🤖 AI Summary
This study addresses the “competence paradox” in student simulation, wherein large language models often generate implausible error patterns and learning trajectories due to their excessive capabilities. To mitigate this, the authors reframe student simulation as a constrained generation problem and propose Explicit State Specification (ESS) to govern the model’s knowledge access, error structures, and state evolution. They further introduce a goal–environment framework to delineate behavioral objectives and deployment contexts. Centered on cognitive fidelity, the work systematically defines design dimensions and evaluation criteria for effective student simulators, synthesizes existing literature, formalizes key design elements, and identifies open challenges—including validation of effectiveness, assessment methodologies, and ethical risks—thereby establishing a theoretical foundation for developing reliable educational simulation tools.
📝 Abstract
This paper presents a conceptual and methodological framework for large language model (LLM) based student simulation in educational settings.

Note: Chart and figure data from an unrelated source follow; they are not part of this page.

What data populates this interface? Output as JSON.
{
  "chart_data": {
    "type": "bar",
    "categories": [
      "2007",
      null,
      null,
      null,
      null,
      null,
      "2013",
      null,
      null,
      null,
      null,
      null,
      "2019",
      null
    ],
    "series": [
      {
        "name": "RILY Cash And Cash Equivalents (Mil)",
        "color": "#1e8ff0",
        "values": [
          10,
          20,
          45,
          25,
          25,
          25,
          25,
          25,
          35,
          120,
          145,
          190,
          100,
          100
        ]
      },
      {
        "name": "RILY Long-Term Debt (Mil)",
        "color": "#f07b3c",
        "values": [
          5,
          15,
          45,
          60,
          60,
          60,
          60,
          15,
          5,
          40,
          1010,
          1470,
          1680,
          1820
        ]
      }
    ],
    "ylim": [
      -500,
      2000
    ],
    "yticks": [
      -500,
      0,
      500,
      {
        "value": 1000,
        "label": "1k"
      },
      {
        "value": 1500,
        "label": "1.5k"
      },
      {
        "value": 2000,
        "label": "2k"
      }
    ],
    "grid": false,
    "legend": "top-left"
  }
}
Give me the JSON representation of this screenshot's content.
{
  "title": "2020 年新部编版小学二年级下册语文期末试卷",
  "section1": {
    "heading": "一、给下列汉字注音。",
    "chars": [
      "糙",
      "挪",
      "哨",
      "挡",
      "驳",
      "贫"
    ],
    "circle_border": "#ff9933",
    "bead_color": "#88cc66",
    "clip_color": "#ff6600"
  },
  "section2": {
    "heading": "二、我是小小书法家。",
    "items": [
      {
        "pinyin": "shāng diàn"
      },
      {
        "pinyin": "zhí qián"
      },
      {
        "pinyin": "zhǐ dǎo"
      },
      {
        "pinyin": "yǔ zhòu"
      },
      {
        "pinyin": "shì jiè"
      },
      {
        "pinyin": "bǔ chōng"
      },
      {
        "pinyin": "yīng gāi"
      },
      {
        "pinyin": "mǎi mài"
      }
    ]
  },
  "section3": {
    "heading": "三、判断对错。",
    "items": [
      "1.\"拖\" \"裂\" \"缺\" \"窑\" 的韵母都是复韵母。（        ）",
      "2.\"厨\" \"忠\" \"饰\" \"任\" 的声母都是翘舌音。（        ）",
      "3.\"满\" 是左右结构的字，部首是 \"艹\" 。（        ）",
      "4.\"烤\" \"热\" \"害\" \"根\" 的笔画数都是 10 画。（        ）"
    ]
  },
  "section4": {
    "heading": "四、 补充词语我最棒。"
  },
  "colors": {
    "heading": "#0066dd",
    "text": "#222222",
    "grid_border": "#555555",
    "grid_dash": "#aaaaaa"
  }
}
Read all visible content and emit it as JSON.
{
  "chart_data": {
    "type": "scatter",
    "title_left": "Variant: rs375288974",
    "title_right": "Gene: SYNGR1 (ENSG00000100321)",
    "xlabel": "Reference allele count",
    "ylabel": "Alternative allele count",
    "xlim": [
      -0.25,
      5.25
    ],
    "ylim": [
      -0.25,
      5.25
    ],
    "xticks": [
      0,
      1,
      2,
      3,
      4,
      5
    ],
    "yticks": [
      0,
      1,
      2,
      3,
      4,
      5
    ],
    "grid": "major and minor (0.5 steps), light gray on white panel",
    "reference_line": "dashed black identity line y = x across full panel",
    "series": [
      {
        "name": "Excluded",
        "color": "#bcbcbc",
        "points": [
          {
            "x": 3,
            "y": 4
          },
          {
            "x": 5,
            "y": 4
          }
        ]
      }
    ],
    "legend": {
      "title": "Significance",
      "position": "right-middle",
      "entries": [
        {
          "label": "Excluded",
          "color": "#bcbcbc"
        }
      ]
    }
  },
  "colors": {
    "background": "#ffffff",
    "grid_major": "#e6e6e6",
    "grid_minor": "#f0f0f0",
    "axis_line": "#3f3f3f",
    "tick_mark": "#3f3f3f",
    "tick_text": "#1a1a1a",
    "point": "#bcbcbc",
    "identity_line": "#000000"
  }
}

The authors identify a core failure mode, termed the"competence paradox"in which broadly capable LLMs are asked to emulate partially knowledgeable learners, leading to unrealistic error patterns and learning dynamics. To address this, the paper reframes student simulation as a constrained generation problem governed by an explicit Epistemic State Specification (ESS), which defines what a simulated learner can access, how errors are structured, and how learner state evolves over time. The work further introduces a Goal-by-Environment framework to situate simulated student systems according to behavioral objectives and deployment contexts. Rather than proposing a new system or benchmark, the paper synthesizes prior literature, formalizes key design dimensions, and articulates open challenges related to validity, evaluation, and ethical risks. Overall, the paper argues for epistemic fidelity over surface realism as a prerequisite for using LLM-based simulated students as reliable scientific and pedagogical instruments.